Khadijah Al-Kubra, Kisah Keagungan Sejarah Istri Rasul

2,377 views

Kitab ini membahas tentang keutamaan Khadijah Al-Kubra sebagai istri Nabi Muhammad saw. Sebuah kitab yang cukup tipis, hanya 60 halaman, dengan judul Al-Busyra fi Manaqibi al-Sayyidah Khadijah Al-Kubra, yang berarti berita gembira atas sejarah Sayyidah Khadijah yang luar biasa.

Kitab ini ditulis oleh ulama yang sangat terkenal, yaitu Muhammad bin Alawi bin Maliki Al-Hasani. Ia berasal dari keluarga keturunan Sayyid, yang merupakan keturunan mulia yang bersambung secara langsung dengan Nabi Muhammad saw. Ia merupakan keturunan keluarga Al-Maliki Al-Hasani di Mekkah yang masyhur yang merupakan keturunan Rasulullah, melalui cucunya, Imam Al-Hasan bin Ali, RA.

Advertisements

Nama lengkapnya Khadijah binti Khuwailid bin Asad bin Abdul Uzza bin Qushai bin Kilab. Beliau lahir pada 555 M dan wafat 619 M. Masyarakat Quraisy menyebutnya tokoh masyarakat yang paling dihormati. Bertemu dengan keturunan Nabi saw pada kakeknya, Qushai, dari kabilah Quraisy. Sedangkan dari pihak ibu, Khadijah binti Zaidah bin Asham (dari Bani Amir) bin Luai bin Ghalib (hal. 9).

Sayyidah Khadijah dikenal sebagai perempuan terhormat, terlepas (terbebas) dari etika buruk meskipun Beliau lahir di tengah-tengah era jahiliyah (kebodohan). Memiliki akhlak yang mulia serta seorang peniaga yang sukses, jujur, dan memiliki harta yang melimpah. Sebelum menikah dengan Nabi Muhammad saw, Khadijah telah pernah menikah dengan dua lelaki, yaitu Hindun Abu Halah bin Zarah (dari Bani ‘Adi) dan ‘Atiq bin ‘Aidz bin Makhzum (dari Bani Quraisy) (hal. 21).
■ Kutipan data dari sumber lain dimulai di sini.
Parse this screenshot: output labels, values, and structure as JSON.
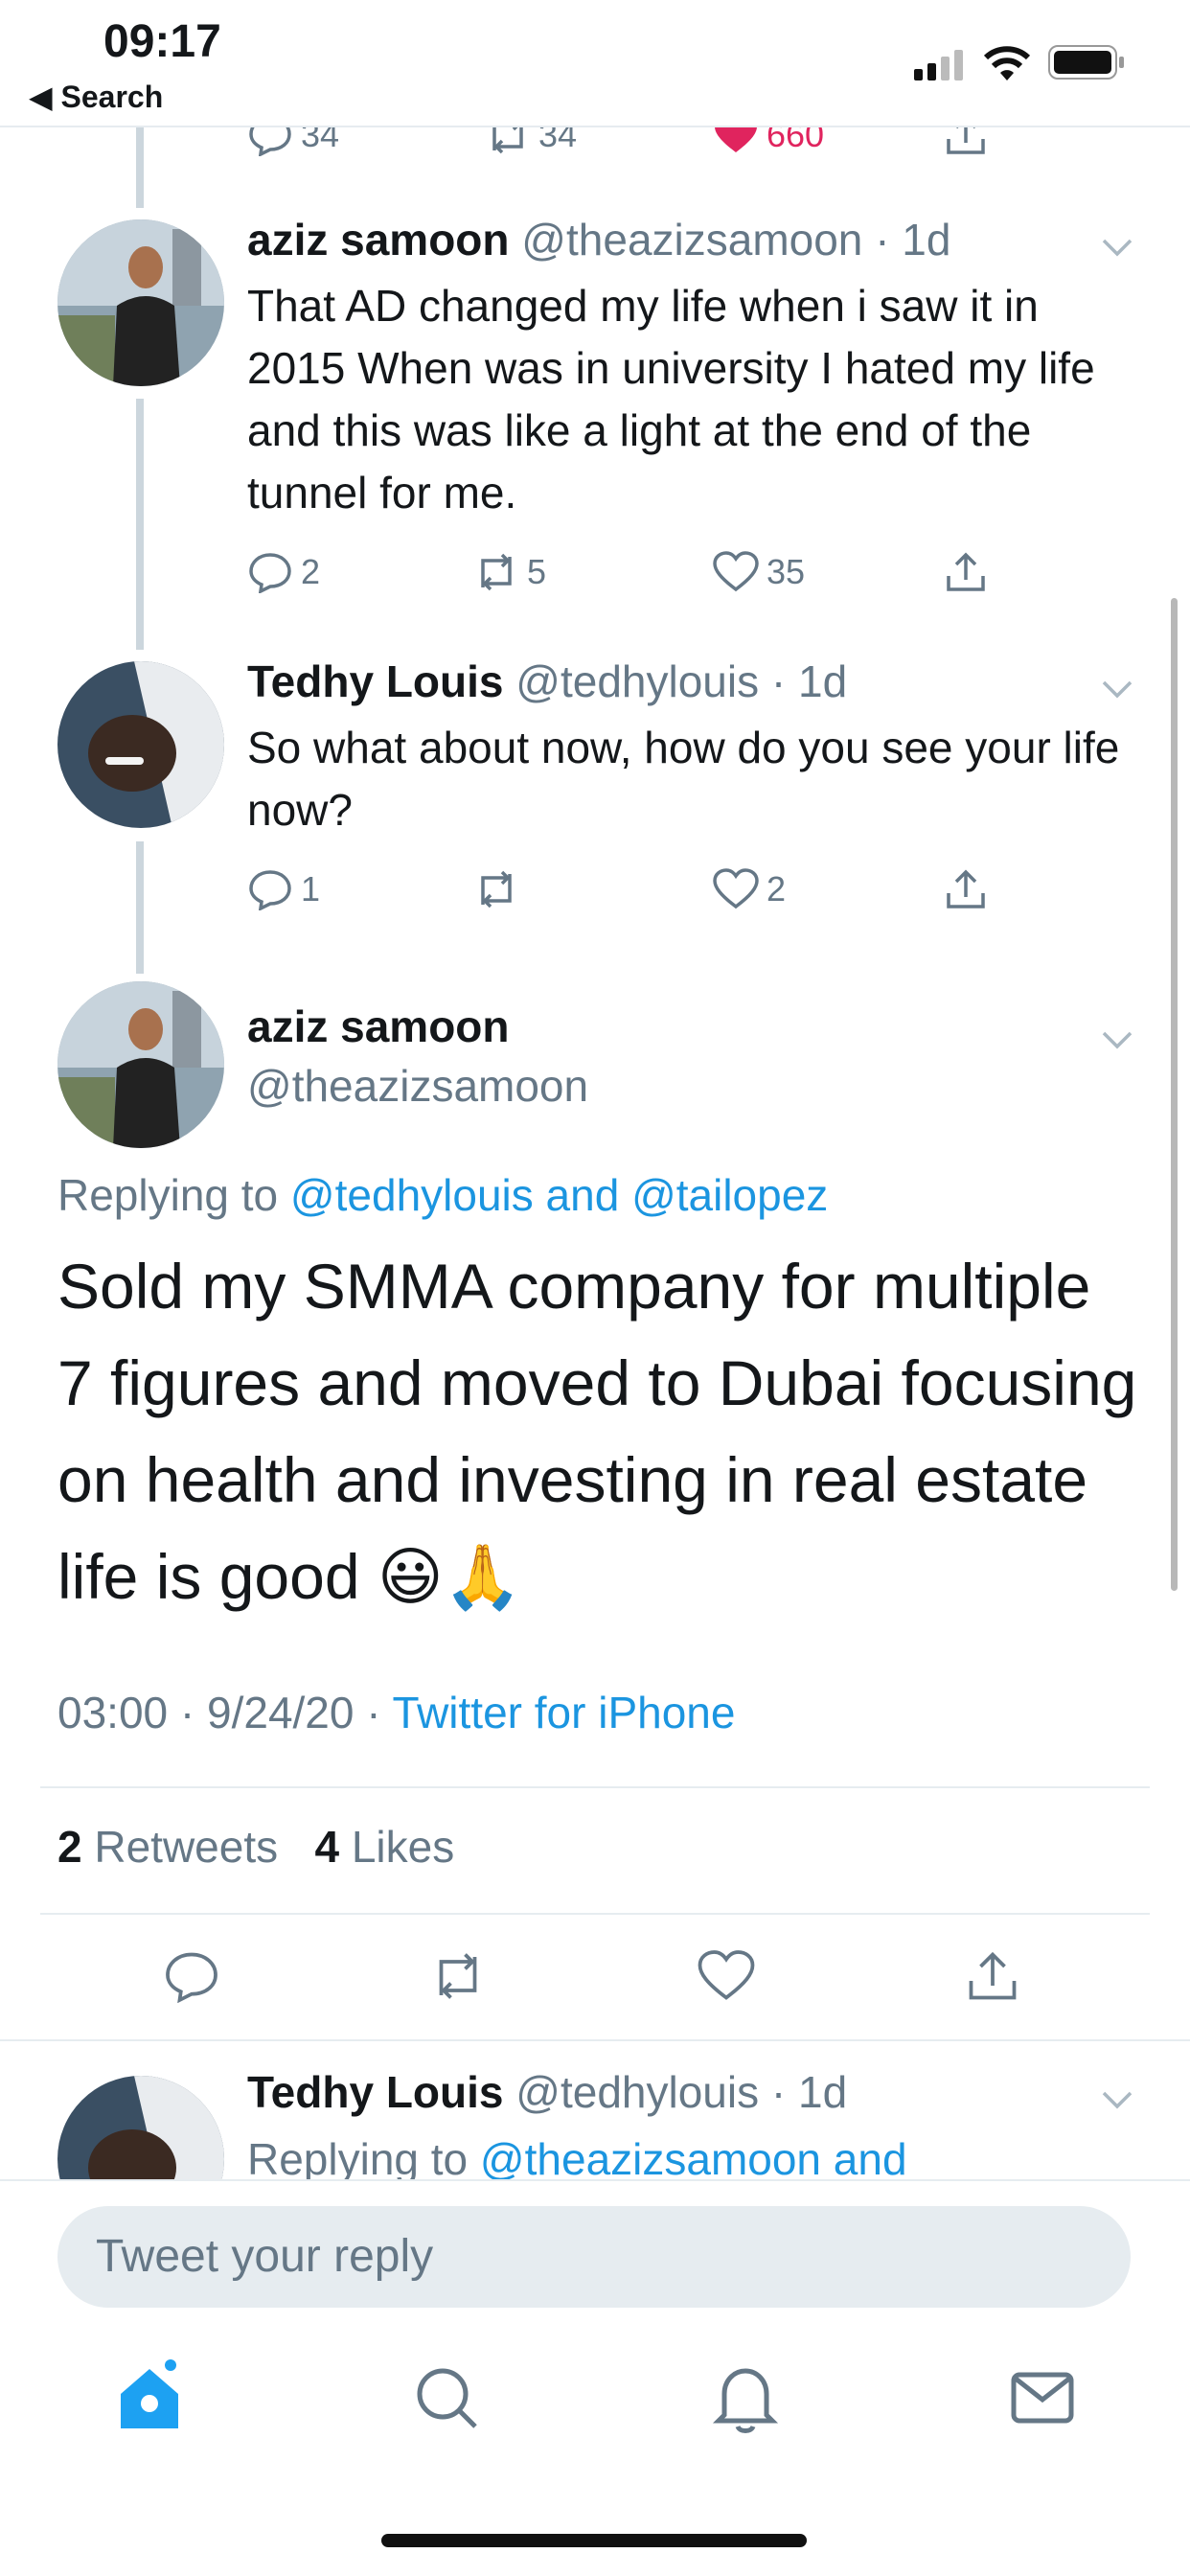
{
  "status_bar": {
    "time": "09:17",
    "back_label": "◀ Search"
  },
  "colors": {
    "accent": "#1b95e0",
    "like": "#e0245e",
    "muted": "#657786",
    "text": "#14171a"
  },
  "top_partial": {
    "replies": "34",
    "retweets": "34",
    "likes": "660"
  },
  "tweets": [
    {
      "name": "aziz samoon",
      "handle": "@theazizsamoon",
      "dot_time": "· 1d",
      "text": "That AD changed my life when i saw it in 2015 When was in university I hated my life and this was like a light at the end of the tunnel for me.",
      "replies": "2",
      "retweets": "5",
      "likes": "35"
    },
    {
      "name": "Tedhy Louis",
      "handle": "@tedhylouis",
      "dot_time": "· 1d",
      "text": "So what about now, how do you see your life now?",
      "replies": "1",
      "retweets": "",
      "likes": "2"
    }
  ],
  "main_tweet": {
    "name": "aziz samoon",
    "handle": "@theazizsamoon",
    "replying_prefix": "Replying to",
    "replying_to": "@tedhylouis and @tailopez",
    "text": "Sold my SMMA company for multiple 7 figures and moved to Dubai focusing on health and investing in real estate life is good 😃🙏",
    "time": "03:00 · 9/24/20 · ",
    "source": "Twitter for iPhone",
    "retweet_count": "2",
    "retweet_label": "Retweets",
    "like_count": "4",
    "like_label": "Likes"
  },
  "next_tweet": {
    "name": "Tedhy Louis",
    "handle": "@tedhylouis",
    "dot_time": "· 1d",
    "replying_prefix": "Replying to",
    "replying_to": "@theazizsamoon and"
  },
  "reply": {
    "placeholder": "Tweet your reply"
  },
  "tabbar": {
    "icons": [
      "home-icon",
      "search-icon",
      "notifications-icon",
      "messages-icon"
    ]
  }
}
Menilik dari sejarah kenabian yang tidak mungkin diragukan lagi, Khadijah terpesona dengan akhlak Muhammad. Pada suatu waktu, Muhammad pergi berniaga dengan membawa harta Khadijah. Ditemani oleh Maisarah, pembantu Sayyidah Khadijah, Muhammad yang masih remaja pergi berniaga layaknya masyarakat Mekkah pada saat itu. Dari perjalanan perbiagaan tersebut, Maisarah menyaksikan hal-hal yang luar biasa yang timbul dari pribadi Muhammad. Hal itu kemudian diceritakan kepada Khadijah sehingga Beliau merasakan suatu kebenaran yang akan lahir dari pribadi Muhammad.
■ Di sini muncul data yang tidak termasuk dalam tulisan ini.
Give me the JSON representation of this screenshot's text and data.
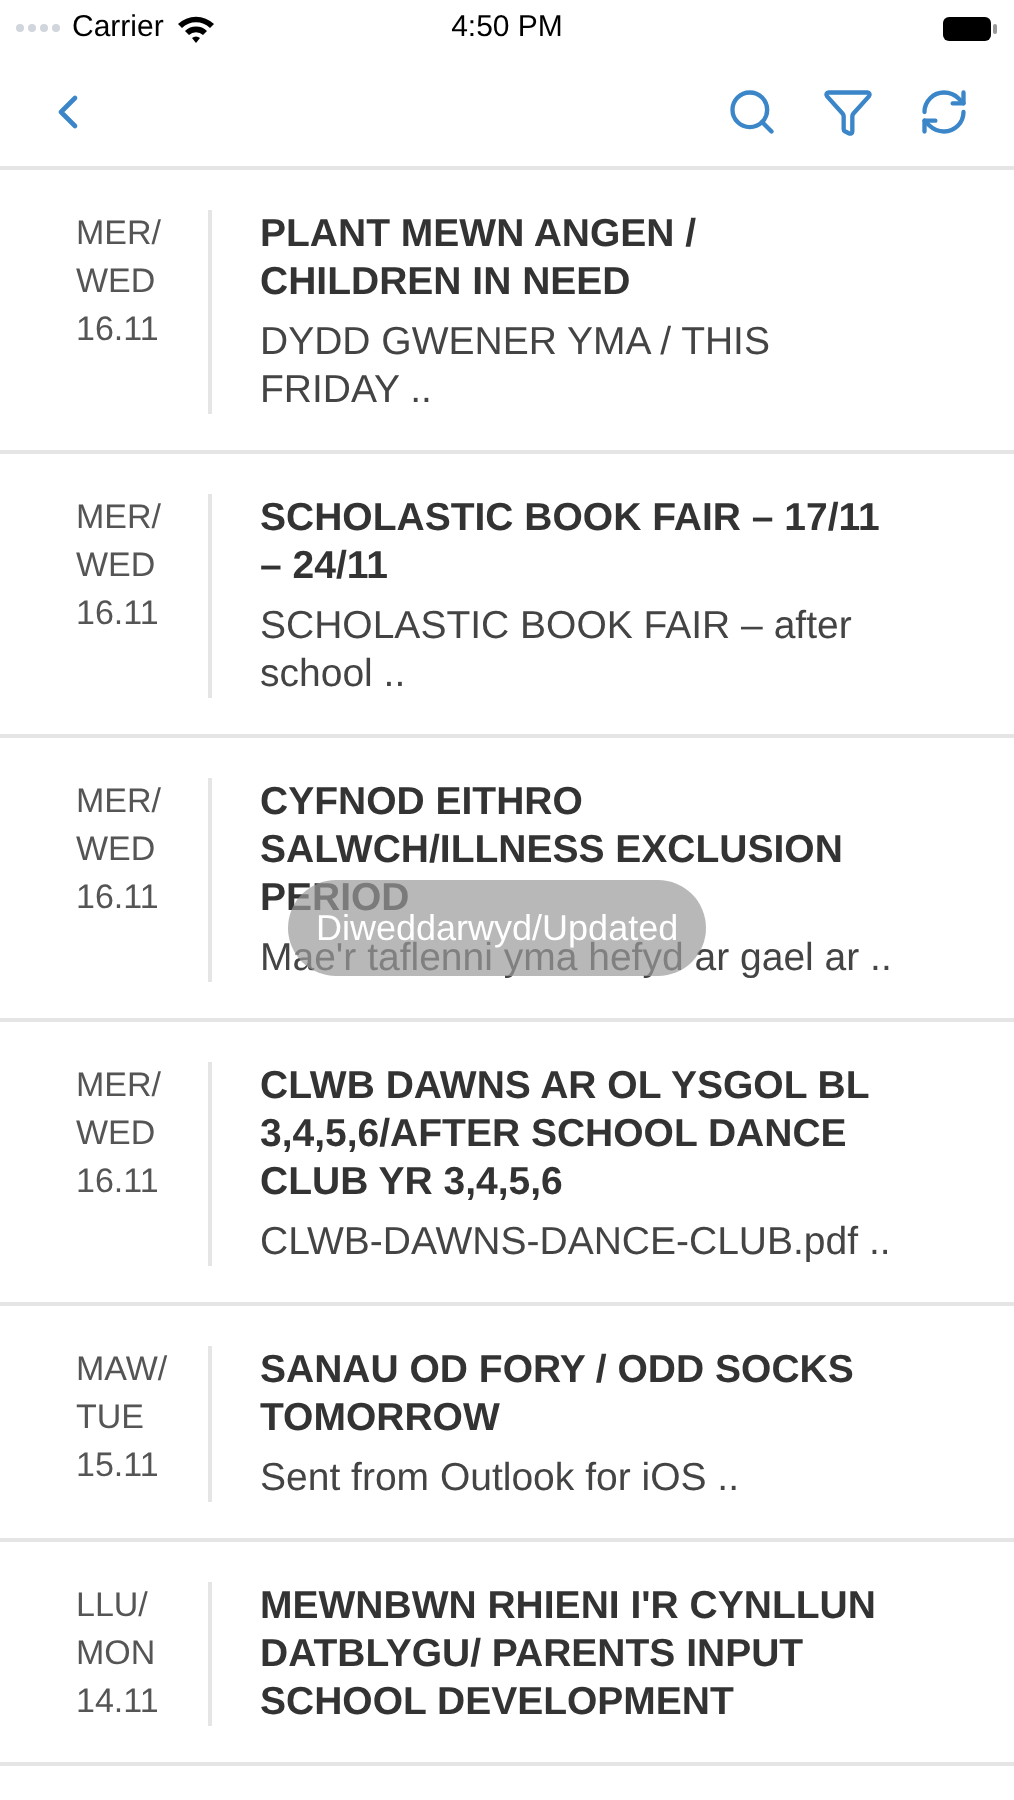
{
  "status_bar": {
    "carrier": "Carrier",
    "time": "4:50 PM"
  },
  "toast": "Diweddarwyd/Updated",
  "items": [
    {
      "date": [
        "MER/",
        "WED",
        "16.11"
      ],
      "title": "PLANT MEWN ANGEN / CHILDREN IN NEED",
      "summary": "DYDD GWENER YMA / THIS FRIDAY .."
    },
    {
      "date": [
        "MER/",
        "WED",
        "16.11"
      ],
      "title": "SCHOLASTIC BOOK FAIR – 17/11 – 24/11",
      "summary": "SCHOLASTIC BOOK FAIR – after school .."
    },
    {
      "date": [
        "MER/",
        "WED",
        "16.11"
      ],
      "title": "CYFNOD EITHRO SALWCH/ILLNESS EXCLUSION PERIOD",
      "summary": "Mae'r taflenni yma hefyd ar gael ar .."
    },
    {
      "date": [
        "MER/",
        "WED",
        "16.11"
      ],
      "title": "CLWB DAWNS AR OL YSGOL BL 3,4,5,6/AFTER SCHOOL DANCE CLUB YR 3,4,5,6",
      "summary": "CLWB-DAWNS-DANCE-CLUB.pdf .."
    },
    {
      "date": [
        "MAW/",
        "TUE",
        "15.11"
      ],
      "title": "SANAU OD FORY / ODD SOCKS TOMORROW",
      "summary": "Sent from Outlook for iOS .."
    },
    {
      "date": [
        "LLU/",
        "MON",
        "14.11"
      ],
      "title": "MEWNBWN RHIENI I'R CYNLLUN DATBLYGU/ PARENTS INPUT SCHOOL DEVELOPMENT"
    }
  ]
}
Pernikahan Muhammad-Khadijah

Ada beberapa sejarah yang dapat dijadikan rujukan terkait dengan prosesi perhikahan antara Nabi Muhammad saw dengan Sayyidah Khadijah. Salah satu versi menjelaskan bahwa Sayyidah Khadijah mengutus Nafisah binti Mun’yah untuk melamar Muhammad. Nafisah berkata,

“Apa yang menghalangimu untuk menikah?”
“Aku tidak memiliki apa-apa?” jawab Muhammad.
“Kalau ada yang melamarmu, kaya, cantik, dan berkepribadian mulia, bagaimana?”
“Siapa?”
“Dia adalah Sayyidah Khadijah.”

Mendengar nama Khadijah, Muhammad tidak perlu berpikir panjang dan menyetujuinya. Karena Beliau paham dan mengetahui siapa Khadijah yang memiliki sejarah agung di antara sebangsanya. Oleh sebab itu, dengan seketika Muhammad menyetujui lamaran tersebut. Meskipun sebenarnya masih ada versi lain terkait bagaimana pernikahan agung terjadi antara Muhammad dan Khadijah. Syeh Alawi Al-Maliki menjelaskan dengan saksama di dalam kitab Al-Busyra ini.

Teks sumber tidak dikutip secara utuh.